Türk Bilim İnsanı Önderliğindeki Araştırma Tedavilere Işık Tutuyor

İngiltere merkezli araştırmada Dr. Mine Köprülü'nün başyazarlığını yaptığı ve dünyaca ünlü Cell dergisinde yayımlanan çalışma, 78 binden fazla kişinin verisini kullanarak kandaki proteinlerin genetik yapısını inceledi ve hastalıkların altında yatan biyolojik mekanizmaları aydınlattı.
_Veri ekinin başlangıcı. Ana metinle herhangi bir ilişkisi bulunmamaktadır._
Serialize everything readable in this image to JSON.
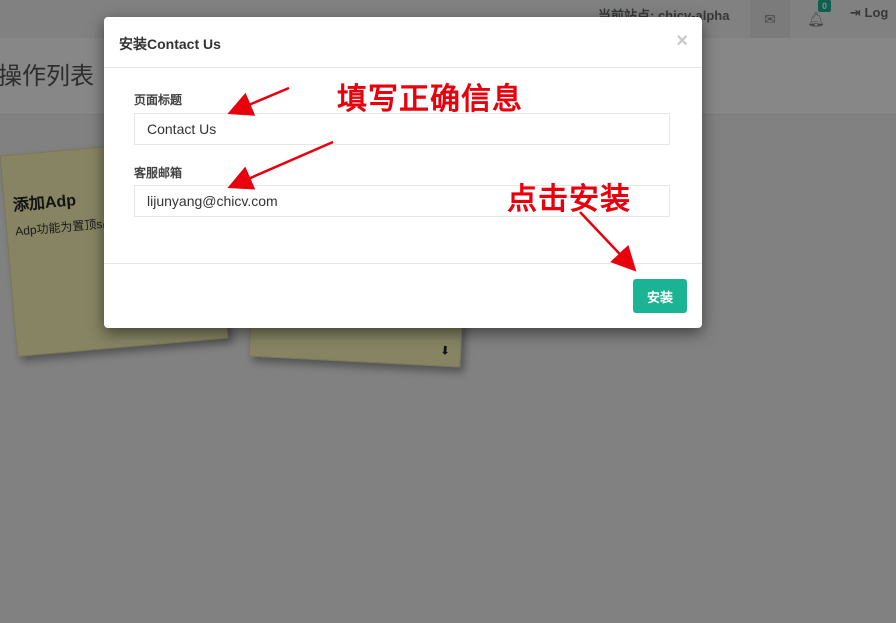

Proteogenomik alanında bugüne kadar yapılmış en geniş kapsamlı çalışmaya 89 kurumdan 118 bilim insanı katkı sağladı. Araştırma, genetik veriler ile klinik sonuçlar arasındaki bağlantıyı doğrudan protein düzeyine taşıyarak, genetik yapının hastalıklarla nasıl ilişkilendiğini daha anlaşılır kılmayı hedefliyor.

Queen Mary Üniversitesi bünyesindeki Precision Healthcare Üniversite Araştırma Enstitüsü (PHURI), Cambridge Üniversitesi ve Berlin Institute of Health (BIH) ile yürütülen çalışmada, kandaki proteinlerin genetik belirleyicileri detaylı şekilde haritalandı. Bu yaklaşım, hem yeni ilaç hedeflerinin keşfine hem de mevcut ilaçların farklı hastalıklarda yeniden değerlendirilmesine olanak tanıyor.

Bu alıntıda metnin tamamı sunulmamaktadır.